Посмотрим, как это происходит.

Боккаччо, когда он начал «Декамерон», он начал с описания чумы. Это чудное описание чумы было взято из древнего описания чумы же в Греции.

Для чего это надо?

Это видно из послесловия Боккаччо.

Чума смыла все предрассудки и даже правила, и писатель собирает начисто.

Он может выбирать начисто, он может сам выбирать затруднения из множества затруднений в их истинности: он хозяин.

Необходимость писателя начинать с того, чем он жил, чем он был, что из него не могла бы выбить даже чума.

Начинаю с «Капитанской дочки».

Я вставляю туда рассказ об эпиграфах, для чего это сделано, как это сделано.

И этот рассказ имеет прямое отношение к другому рассказу, я его условно называю «Метель». Вместе с автором.

Чего же добился этот автор?

Он как бы взял другого автора, прекрасного очеркиста Аксакова, описание метели, реальной картины, но такой картины, новой, которая прежде не описывалась.

Он сам замечает, что это прежде было написано в таком-то журнале, там-то и там-то.

В «Метели» есть два рода людей.

Один барин, он боится.

И правильно боится.

И возчики-мужики.

Вот тут, в этом втором рассказе, появляется «Метель» Толстого.

Это хладнокровие в бедствии, переоценка бедствия, она дана у Толстого в той вещи, которую мы выделяем, в его сне: он возвращается к себе домой.

Нет никакого бедствия, есть Ясная Поляна, и мы, читатель, почти узнаем пруды Ясной Поляны.

Причем эта вещь, как мы покажем, связана с бытием самого Толстого и с воспоминанием о прошлой литературе.

«Метель» написана человеком, который много понял, прочитав «Капитанскую дочку».

Дело в том, что как эпиграфы к «Капитанской дочке», так и история «Метели» – это история поиска точки зрения, —

– я скажу иначе:

– поиски изменяющейся точки зрения на изменяющийся мир.

У Пушкина и у Толстого.

Посмотрим, какие тут сделаны подробности.

Реалистические подробности, которые как будто неожиданно обогащают вещь, но должны свидетельствовать о реальности, не книжности.

Реальности существования элементов – в их столкновении.

Эти элементы по-разному сказываются в литературе.

В старой русской литературе автор сталкивал уже написанные вещи, освященные традицией.

Мы могли бы сказать, что это напоминает латинские центоны – стихи, составленные из чужих стихов; центоном называлась одежда, сделанная из кусков разного качества; центон потом обернется комедией дель арте, неожиданной-ожиданной, потому что она опять-таки зависит от традиций.

Но мы не будем на этом останавливаться.

Все идет в работу.

То наблюдение, которое сделал путешественник в «Метели», – спокойствие занятых, людей – ямщиков, спокойствие людей, воюющих с метелью, оно запомнится Толстому.
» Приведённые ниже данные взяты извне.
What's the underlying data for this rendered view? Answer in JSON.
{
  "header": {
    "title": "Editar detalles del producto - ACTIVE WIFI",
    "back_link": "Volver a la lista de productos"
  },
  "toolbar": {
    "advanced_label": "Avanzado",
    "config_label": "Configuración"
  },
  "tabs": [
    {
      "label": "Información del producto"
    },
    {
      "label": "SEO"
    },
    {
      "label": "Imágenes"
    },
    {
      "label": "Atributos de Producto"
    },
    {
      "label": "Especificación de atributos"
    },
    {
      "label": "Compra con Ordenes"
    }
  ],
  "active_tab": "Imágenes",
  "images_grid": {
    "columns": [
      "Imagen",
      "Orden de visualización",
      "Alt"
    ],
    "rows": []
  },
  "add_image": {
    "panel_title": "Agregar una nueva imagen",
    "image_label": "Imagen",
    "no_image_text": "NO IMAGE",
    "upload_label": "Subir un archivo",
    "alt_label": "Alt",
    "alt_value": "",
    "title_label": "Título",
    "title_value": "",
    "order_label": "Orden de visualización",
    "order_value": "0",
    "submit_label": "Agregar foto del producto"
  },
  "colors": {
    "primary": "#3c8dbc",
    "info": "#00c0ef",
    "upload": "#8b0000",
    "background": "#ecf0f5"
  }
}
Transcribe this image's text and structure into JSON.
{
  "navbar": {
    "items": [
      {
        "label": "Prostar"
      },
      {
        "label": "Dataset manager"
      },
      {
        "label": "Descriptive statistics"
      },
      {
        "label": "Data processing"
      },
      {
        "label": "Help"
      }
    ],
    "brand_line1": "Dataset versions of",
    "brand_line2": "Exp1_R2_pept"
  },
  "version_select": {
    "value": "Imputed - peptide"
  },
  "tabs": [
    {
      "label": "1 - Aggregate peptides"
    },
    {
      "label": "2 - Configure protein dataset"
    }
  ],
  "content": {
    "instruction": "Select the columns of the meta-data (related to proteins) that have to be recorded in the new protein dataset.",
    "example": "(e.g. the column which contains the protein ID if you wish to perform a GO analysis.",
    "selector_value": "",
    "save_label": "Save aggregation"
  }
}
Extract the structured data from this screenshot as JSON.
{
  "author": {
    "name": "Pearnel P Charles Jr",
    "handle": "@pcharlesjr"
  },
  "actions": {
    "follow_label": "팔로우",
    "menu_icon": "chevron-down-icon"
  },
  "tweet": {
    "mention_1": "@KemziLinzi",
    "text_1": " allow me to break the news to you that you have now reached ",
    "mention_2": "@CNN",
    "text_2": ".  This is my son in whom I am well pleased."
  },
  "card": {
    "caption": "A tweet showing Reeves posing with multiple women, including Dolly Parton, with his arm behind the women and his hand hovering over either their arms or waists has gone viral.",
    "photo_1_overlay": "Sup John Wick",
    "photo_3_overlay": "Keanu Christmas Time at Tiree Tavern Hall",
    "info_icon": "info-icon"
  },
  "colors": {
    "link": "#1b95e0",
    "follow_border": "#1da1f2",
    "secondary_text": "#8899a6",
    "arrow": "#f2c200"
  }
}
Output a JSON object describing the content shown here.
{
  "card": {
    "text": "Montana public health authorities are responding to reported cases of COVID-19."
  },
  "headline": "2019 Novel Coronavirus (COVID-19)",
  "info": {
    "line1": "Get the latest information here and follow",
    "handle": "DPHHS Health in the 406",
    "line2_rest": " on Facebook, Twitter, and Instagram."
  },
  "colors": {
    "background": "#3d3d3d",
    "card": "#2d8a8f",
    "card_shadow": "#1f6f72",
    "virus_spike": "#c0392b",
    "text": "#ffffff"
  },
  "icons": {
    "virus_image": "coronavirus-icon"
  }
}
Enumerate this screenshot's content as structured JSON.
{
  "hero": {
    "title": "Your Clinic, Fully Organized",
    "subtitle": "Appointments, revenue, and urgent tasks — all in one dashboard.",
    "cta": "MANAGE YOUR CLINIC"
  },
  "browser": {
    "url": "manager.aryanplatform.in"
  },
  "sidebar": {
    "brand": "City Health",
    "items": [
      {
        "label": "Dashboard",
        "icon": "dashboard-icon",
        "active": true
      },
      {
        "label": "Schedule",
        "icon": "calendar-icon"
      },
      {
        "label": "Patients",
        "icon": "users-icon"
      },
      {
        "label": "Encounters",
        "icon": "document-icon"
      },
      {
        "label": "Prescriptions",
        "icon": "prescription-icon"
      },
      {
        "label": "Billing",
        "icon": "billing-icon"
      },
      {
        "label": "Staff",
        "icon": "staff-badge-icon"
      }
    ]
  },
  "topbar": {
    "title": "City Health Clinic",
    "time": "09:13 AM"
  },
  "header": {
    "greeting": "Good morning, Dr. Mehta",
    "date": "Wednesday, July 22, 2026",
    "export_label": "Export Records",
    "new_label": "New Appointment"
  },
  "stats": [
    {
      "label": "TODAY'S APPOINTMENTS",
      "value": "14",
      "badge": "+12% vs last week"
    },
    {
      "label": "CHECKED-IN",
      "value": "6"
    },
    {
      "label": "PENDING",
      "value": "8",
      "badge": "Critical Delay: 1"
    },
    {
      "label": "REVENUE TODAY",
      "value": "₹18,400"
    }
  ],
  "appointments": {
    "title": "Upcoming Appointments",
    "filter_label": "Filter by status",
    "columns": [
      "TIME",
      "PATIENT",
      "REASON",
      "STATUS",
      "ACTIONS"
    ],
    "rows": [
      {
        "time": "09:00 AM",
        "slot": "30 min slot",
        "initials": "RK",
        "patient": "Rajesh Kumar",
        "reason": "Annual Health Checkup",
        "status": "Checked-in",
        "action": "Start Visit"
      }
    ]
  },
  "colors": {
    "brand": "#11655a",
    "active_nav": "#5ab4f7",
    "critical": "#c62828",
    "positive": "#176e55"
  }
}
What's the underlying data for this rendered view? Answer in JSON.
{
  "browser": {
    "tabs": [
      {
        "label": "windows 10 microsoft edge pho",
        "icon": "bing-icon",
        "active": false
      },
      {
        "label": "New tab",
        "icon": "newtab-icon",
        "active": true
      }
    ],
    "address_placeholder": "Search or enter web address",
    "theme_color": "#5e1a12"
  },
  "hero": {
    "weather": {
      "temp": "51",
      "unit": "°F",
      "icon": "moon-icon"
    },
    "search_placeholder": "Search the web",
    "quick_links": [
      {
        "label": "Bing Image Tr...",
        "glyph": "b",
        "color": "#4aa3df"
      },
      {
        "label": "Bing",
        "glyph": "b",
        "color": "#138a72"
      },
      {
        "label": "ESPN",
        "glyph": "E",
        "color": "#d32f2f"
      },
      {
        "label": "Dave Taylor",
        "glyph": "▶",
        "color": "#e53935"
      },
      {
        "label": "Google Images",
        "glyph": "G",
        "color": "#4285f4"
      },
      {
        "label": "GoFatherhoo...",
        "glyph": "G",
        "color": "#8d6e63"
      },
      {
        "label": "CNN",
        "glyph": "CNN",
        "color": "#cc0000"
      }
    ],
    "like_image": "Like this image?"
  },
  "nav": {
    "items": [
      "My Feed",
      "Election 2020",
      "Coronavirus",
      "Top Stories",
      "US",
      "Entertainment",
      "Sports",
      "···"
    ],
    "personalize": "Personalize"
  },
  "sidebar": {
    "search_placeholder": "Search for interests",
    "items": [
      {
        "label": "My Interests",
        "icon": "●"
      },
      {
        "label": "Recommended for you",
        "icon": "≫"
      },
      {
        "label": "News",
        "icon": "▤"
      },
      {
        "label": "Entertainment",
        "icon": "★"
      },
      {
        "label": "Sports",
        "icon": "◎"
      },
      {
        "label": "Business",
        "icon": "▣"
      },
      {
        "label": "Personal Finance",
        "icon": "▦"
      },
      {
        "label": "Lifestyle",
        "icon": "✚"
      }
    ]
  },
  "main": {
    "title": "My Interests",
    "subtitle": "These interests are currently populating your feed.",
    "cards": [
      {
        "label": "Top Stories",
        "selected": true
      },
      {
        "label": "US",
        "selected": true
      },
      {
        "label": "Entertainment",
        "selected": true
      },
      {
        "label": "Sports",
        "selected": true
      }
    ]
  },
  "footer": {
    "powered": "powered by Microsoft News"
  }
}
Это спокойствие солдат «Войны и мира» и спокойствие Кутузова.

Я ухожу далеко, но книга называется «Энергия заблуждения».

Писатель, великий писатель, работает словами, созданными до него, происшествиями, созданными до пего, образами, созданными до него, но он волен – потому что он все переосмысливает.

Кутузов неожидан.

Его поведение неожиданно.

Каждое литературное произведение – это новый монтаж мира, новая неожиданность, новое появление.

И вот после такой работы, после написания сперва очерков «Набег», «Рубка леса», появляется система очерков, которая является новостью, как бы подсказанной «Записками охотника»: я говорю о книге Толстого, говорю о «Севастопольских рассказах».

Вот так, покамест я, как путеводитель по музею или по городу; он объясняет, почему кривятся улицы, тут когда-то была стена, теперь вот ворота, поэтому улица изогнута, а за стеной, там тоже изогнуто, но это уже холм, изгиб стены повторяет изгиб улицы; изгиб улицы повторяет изгиб холма.